The UK's standing in the world and the way space industry investment can enhance it will be set out in the government's Innovation and Growth Team for Space report being published in January 2010.

The report will predict how nations' space industries in 2030 will affect their position in a world order expected to be defined by the ability to exploit space.

Whether the UK is a leading nation or a just a user of space-based systems over which it has no control will be examined, based on decisions that could be made for regulation, financing, research and development and government support.

The team's industry members point to the Nigerian government's space department being five times larger than its UK counterpart as an example of how developing countries have overtaken the G8 nation.

In August South Korea launched its first satellite but it failed to reach its correct orbit. The UK successfully launched its first satellite Prospero in 1971 and then abandoned its launcher programme, but Prospero is still in orbit 38 years later.

"We want [from the report] a compelling agenda on what has to be done," says the team's chairman and Logica chief executive Andrew Green. As well as a steering group the team has five subcommittees for public awareness, delivering public policy through space, market analysis, capability facilities and technology and the fifth is finance and procurement.
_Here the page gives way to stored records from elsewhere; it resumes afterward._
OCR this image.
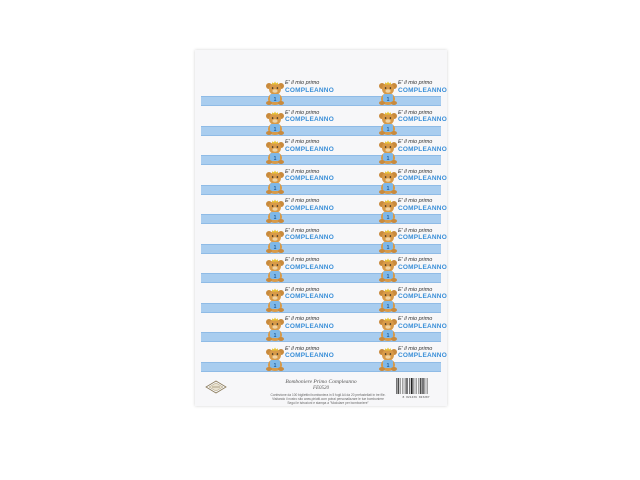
1
E' il mio primo
COMPLEANNO
1
E' il mio primo
COMPLEANNO
1
E' il mio primo
COMPLEANNO
1
E' il mio primo
COMPLEANNO
1
E' il mio primo
COMPLEANNO
1
E' il mio primo
COMPLEANNO
1
E' il mio primo
COMPLEANNO
1
E' il mio primo
COMPLEANNO
1
E' il mio primo
COMPLEANNO
1
E' il mio primo
COMPLEANNO
1
E' il mio primo
COMPLEANNO
1
E' il mio primo
COMPLEANNO
1
E' il mio primo
COMPLEANNO
1
E' il mio primo
COMPLEANNO
1
E' il mio primo
COMPLEANNO
1
E' il mio primo
COMPLEANNO
1
E' il mio primo
COMPLEANNO
1
E' il mio primo
COMPLEANNO
1
E' il mio primo
COMPLEANNO
1
E' il mio primo
COMPLEANNO
Bomboniere Primo Compleanno
FE0520
Confezione da 100 bigliettini bomboniera in 5 fogli A4 da 20 prefustellati in tre file.
Visitando il nostro sito www.piriotti.com potrai personalizzare le tue bomboniere
Segui le istruzioni e stampa a "Modulare per bomboniere"
8 021436 023207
The team is running parallel to a 12-week consultation on how the UK government's civil space activities can be funded and managed.

The UK civil space activity co-ordination body is the British National Space Centre (BNSC). The BNSC is a federation of government departments, an arrangement now criticised by government and industry as unfocused and inadequately resourced.

Industry sources say that opportunities with a number of countries have been lost due to a lack of BNSC resources.

Russian collaboration ended over an insistence by BNSC to use an agreement signed between the UK and the Soviet Union, with the Russian authorities arguing that the Soviet Union no longer existed, while a lack of funds ended co-operation with China after five technical meetings.